Fat Charlie took a very small initial sip of his hot chocolate. “Ow. I think I’ve just burned my mouth.” He looked at his brother and saw his own expression staring back at him: worried, tired, frightened. “Yes, I was the one who brought the birds into it. So what do we do now?”
Spider said, “They do a really nice sort of noodly-stew thing here, by the way.”
“Are you sure we’re in Italy?”
“Not really.”
“Can I ask you a question?”
Spider nodded.
Fat Charlie tried to think of the best way to put it. “The bird thing. Where they all turn up and pretend they’ve escaped from an Alfred Hitchcock film. Do you think it’s something that only happens in England?”
“Why?”
“Because I think those pigeons have noticed us.” He pointed to the far end of the square.
The pigeons were not doing the things that pigeons usually do. They were not pecking at sandwich crusts or bobbing along with their heads down hunting for tourist-dropped food. They were standing quite still, and they were staring. A clatter of wings, and they were joined by another hundred birds, most of them landing on the statue of a fat man wearing an enormous hat that dominated the center of the square. Fat Charlie looked at the pigeons, and the pigeons looked back at him. “So what’s the worst that could happen?” he asked Spider, in an undertone. “They crap all over us?”
“I don’t know. But I expect they can do worse than that. Finish your hot chocolate.”
“But it’s hot.”
“And we’ll need a couple of bottles of water, won’t we? Garçon?”
A low susurrus of wings; the clack of more arriving birds; and beneath it all, low, burbling secretive coos.
The waiter brought them bottles of water. Spider, who was, Fat Charlie observed, now wearing his black-and-red leather jacket once more, put them into his pockets.

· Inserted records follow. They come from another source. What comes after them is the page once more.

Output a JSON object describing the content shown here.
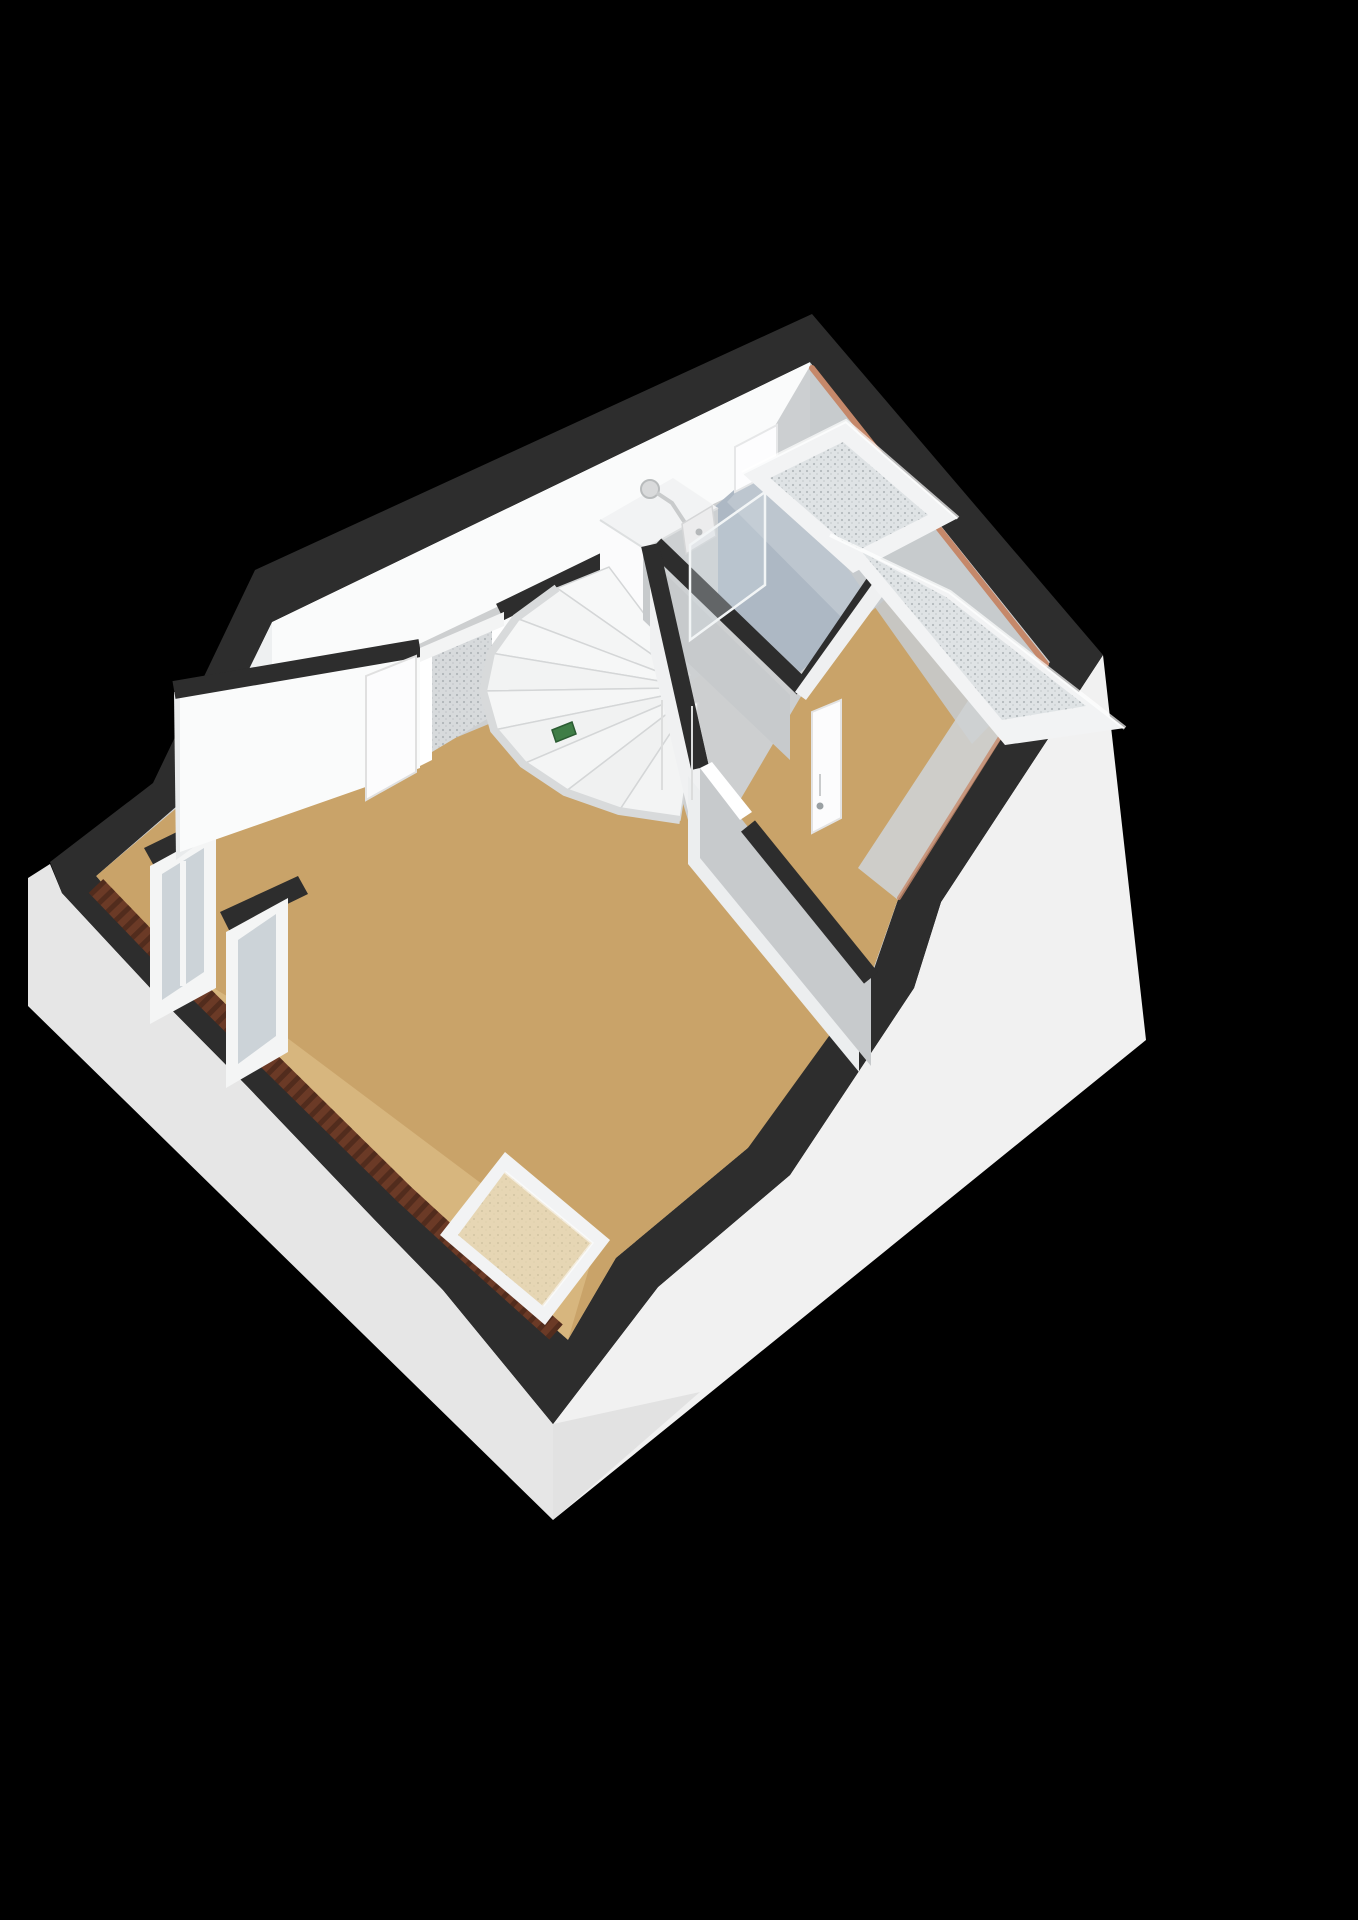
{
  "scene": {
    "kind": "3d-floorplan-render",
    "floor_shown": "attic-floor",
    "background": "#000000"
  },
  "colors": {
    "background": "#000000",
    "wall_cap_dark": "#2d2d2d",
    "wall_light": "#fafbfb",
    "wall_mid": "#e9ebec",
    "wall_shaded": "#c7cacc",
    "exterior_light": "#f1f1f1",
    "exterior_shaded": "#e6e6e6",
    "floor_wood": "#c9a369",
    "floor_wood_slope": "#d8b77f",
    "floor_hall": "#cdcfd0",
    "floor_bathroom": "#adb8c4",
    "roof_trim_salmon": "#c5886a",
    "brick": "#6b3a26",
    "brick_dark": "#47261a",
    "skylight_frame": "#f2f3f4",
    "skylight_glass": "#dfe3e5",
    "skylight_floor_glass": "#e6d6b4",
    "window_glass": "#ccd3d8",
    "stair_tread": "#f5f6f6",
    "stair_side": "#d8dadb",
    "core_face_light": "#fbfbfc",
    "core_face_shaded": "#cdd0d2",
    "door_leaf": "#fcfcfd",
    "door_hardware": "#9aa0a3",
    "glass_screen": "#d3dde3",
    "plant_green": "#3f7d46",
    "shower_metal": "#c9cbcc"
  }
}
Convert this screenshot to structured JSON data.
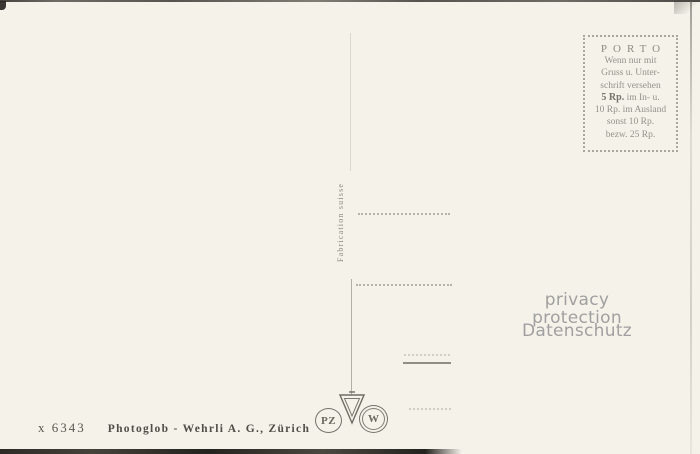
{
  "card": {
    "type": "postcard-back",
    "background_color": "#f5f2ea",
    "ink_color": "#8d8b81",
    "imprint_ink_color": "#504e46"
  },
  "stamp_box": {
    "title": "PORTO",
    "lines": [
      "Wenn nur mit",
      "Gruss u. Unter-",
      "schrift versehen"
    ],
    "rate_bold": "5 Rp.",
    "rate_rest": " im In- u.",
    "lines2": [
      "10 Rp. im Ausland",
      "sonst 10 Rp.",
      "bezw. 25 Rp."
    ]
  },
  "divider": {
    "label": "Fabrication suisse"
  },
  "watermark": {
    "line1": "privacy protection",
    "line2": "Datenschutz"
  },
  "logos": {
    "pz_letters": "PZ",
    "w_letter": "W",
    "v_mark": "inverted-triangle-trademark"
  },
  "imprint": {
    "number": "x 6343",
    "publisher": "Photoglob - Wehrli A. G., Zürich"
  }
}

“They’re only pigeons,” said Fat Charlie, but even as he said it, he knew the words were inadequate. They were not just pigeons. They were an army. The statue of the fat man had almost vanished from view beneath the gray and purple feathers.
“I think I preferred birds before they thought about ganging up on us.”
Spider said, “And they’re everywhere.” Then he grabbed Fat Charlie’s hand. “Close your eyes.”
The birds rose as one bird then. Fat Charlie closed his eyes.
The pigeons came down like the wolf on the fold…
There was silence, and distance, and Fat Charlie thought, I’m in an oven. He opened his eyes and realized that it was true: an oven with red dunes that receded into the distance until they faded into a sky the color of mother-of-pearl.
“Desert,” said Spider. “Seemed like a good idea. Bird-free zone. Somewhere to finish a conversation. Here.” He handed Fat Charlie a bottle of water.
“Thanks.”
“So. Would you like to tell me where the birds come from?”
Fat Charlie said, “There’s this place. I went there. There were lots of animal-people there. They um. They all knew Dad. One of them was a woman, a sort of bird woman.”